That’s Rich

Koan of the day: When jackasses are braying in their echo chamber, do they make any sense at all?

Kos and other podpeople follow on Frank Rich’s NYT article “Swift-boating Cindy Sheehan” (and no, I’m not providing them any linkage—the asinine brays can be found easily with Google if you so wish) and are joined in their echo chamber by such as the poor benighted soul who commented on a post of mine below. What none of these jackasses (and I use the term not as a pejorative but as a simple descriptive; after all, do not they nearly one and all claim a jackass as their mascot?) pause to consider is that their use of the term “swift-boating” to describe their contempt of the tactic of actually displaying verifiable facts and on-the-record statements by Cindy Sheehan to discredit her reveals their contempt of any facts that contradict their predetermined viewpoints.

“Swift-boating” as viewed by anyone who actually read the Swift Boat Veterans for Truth materials, viewed/listened to their ads and then dug into the supporting documentation and its background is a term of reasoned argument, not vile invective, as all the little Frank Riches of the Loony Left suppose.  Rather than being character assassination, as Rich and the herd he runs in assert, examining the actual words and deeds of an individual that tend to refute their own current public statements is simply good argument.

Let’s  consider for a second the record of actual character assassination.  Rich portrays the marshalling of facts concerning Cindy Sheehan’s behavior by those who question her motives and actions as a conspiracy to assassinate her character emanating from Karl Rove.  But where’s his evidence? He begins by begging the question of Rovian machinations in character assassination, commits an error (or two) of construction along the way and then simply engages in blatant ad hominem attacks on Karl Rove and President Bush.

(For any leftists visiting, get a good text book on logic and have someone read and explain the section on common fallacies of argument to you. No. Have them read and explain more slowly.)

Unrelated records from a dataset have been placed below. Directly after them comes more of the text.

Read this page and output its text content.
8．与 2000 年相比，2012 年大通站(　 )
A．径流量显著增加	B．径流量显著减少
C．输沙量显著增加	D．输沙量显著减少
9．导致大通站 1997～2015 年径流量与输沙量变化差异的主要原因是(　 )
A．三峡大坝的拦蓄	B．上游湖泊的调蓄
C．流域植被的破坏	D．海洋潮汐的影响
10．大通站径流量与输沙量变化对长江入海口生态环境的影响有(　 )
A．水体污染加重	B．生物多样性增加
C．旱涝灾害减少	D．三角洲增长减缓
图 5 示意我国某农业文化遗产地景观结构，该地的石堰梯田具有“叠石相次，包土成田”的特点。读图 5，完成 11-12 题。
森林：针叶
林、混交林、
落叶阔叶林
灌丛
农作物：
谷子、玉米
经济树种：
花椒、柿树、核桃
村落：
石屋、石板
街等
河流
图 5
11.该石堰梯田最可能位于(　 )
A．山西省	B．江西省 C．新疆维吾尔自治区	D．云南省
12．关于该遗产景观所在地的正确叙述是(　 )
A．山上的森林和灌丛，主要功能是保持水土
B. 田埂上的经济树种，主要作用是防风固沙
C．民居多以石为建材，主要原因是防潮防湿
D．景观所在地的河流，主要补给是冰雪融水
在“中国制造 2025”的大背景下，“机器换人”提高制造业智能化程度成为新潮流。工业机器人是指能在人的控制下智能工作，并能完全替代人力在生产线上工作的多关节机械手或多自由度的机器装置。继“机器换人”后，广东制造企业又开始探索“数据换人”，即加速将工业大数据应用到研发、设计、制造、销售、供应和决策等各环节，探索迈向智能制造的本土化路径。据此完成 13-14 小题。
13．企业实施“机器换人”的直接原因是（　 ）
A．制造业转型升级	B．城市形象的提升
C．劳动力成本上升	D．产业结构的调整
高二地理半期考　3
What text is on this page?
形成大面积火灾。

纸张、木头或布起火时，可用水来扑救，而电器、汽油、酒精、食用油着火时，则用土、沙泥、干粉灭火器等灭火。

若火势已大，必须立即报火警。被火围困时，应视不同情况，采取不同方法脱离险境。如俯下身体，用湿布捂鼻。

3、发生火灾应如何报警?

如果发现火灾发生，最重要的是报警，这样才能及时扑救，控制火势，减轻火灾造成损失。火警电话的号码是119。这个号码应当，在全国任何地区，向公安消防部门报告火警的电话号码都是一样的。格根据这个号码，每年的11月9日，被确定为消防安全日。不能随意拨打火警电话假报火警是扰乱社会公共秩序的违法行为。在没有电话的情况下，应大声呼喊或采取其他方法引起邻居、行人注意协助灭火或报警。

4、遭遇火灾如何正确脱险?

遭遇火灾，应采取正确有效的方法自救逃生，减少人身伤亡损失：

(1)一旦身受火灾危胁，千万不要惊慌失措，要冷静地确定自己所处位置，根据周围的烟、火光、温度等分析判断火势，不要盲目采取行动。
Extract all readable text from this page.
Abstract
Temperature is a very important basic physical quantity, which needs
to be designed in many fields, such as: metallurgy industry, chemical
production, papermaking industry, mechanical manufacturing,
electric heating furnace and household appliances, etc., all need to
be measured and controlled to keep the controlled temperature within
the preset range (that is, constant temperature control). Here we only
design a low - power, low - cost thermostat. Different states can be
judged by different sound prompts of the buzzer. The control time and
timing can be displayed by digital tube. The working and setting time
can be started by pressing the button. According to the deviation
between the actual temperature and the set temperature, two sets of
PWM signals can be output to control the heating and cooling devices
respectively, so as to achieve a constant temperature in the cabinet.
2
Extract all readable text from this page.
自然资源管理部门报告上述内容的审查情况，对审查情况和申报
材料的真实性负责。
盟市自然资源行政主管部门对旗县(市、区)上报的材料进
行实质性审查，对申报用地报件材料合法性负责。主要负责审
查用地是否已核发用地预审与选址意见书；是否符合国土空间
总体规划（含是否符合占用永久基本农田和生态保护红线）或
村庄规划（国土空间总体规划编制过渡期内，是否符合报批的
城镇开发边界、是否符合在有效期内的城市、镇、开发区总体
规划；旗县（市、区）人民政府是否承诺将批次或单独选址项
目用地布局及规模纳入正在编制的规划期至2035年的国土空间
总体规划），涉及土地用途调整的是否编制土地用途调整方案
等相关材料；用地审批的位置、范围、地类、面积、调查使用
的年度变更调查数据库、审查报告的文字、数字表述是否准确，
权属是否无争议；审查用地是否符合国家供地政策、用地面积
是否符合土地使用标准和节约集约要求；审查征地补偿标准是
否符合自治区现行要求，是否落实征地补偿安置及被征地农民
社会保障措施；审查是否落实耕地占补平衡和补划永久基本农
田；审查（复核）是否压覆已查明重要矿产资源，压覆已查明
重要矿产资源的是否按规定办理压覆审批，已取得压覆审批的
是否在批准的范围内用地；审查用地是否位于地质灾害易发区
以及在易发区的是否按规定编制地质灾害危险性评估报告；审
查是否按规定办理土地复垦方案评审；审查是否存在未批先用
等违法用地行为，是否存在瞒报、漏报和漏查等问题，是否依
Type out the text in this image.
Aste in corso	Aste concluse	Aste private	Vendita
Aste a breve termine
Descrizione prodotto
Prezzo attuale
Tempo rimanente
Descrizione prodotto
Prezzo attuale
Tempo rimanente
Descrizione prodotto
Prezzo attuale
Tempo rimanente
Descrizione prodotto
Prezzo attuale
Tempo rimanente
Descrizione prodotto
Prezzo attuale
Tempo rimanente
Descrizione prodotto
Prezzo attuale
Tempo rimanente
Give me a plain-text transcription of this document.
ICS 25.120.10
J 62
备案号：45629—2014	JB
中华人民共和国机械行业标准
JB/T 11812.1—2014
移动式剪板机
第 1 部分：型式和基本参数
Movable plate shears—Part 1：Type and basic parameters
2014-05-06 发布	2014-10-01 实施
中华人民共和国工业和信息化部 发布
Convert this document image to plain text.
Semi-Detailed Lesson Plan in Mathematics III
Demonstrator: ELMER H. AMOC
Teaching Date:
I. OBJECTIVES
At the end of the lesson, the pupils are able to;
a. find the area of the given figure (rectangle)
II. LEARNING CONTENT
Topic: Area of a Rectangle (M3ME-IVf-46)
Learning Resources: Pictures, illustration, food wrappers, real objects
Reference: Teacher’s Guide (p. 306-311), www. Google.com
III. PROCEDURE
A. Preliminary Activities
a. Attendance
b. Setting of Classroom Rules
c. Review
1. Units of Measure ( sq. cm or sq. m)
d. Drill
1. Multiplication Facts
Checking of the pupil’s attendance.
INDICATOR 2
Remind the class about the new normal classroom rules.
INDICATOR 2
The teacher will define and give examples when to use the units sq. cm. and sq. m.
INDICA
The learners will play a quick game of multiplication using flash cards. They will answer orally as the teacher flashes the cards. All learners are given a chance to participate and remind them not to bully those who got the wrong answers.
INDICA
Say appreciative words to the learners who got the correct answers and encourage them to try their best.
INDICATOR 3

Now, that’s character assassination. Rich doesn’t even marshall any facts. He has no witnesses to the supposed Rovian marching orders, no documentary evidence whatsoever; he just makes them up as he goes along. That is, to suit his malicious purposes, he writes lies. (Must be lies, otherwise he’d cite some actual verifiable facts to support his statements.) He knows he can get away with this cos any defense to his lies will be portrayed by his fellow Mass Media

Podpeople as evidence that “where there’s smoke, there’s fire”—even when the only smoke is what Rich and his fellow Mass Media Podpeople are blowing.

The really sad thing is that Rich can get away with this within his own lil herd of non-critical thinkers, cos, well, none of them seem to be able maintain the remotest relationship with logic or argument from fact or reason.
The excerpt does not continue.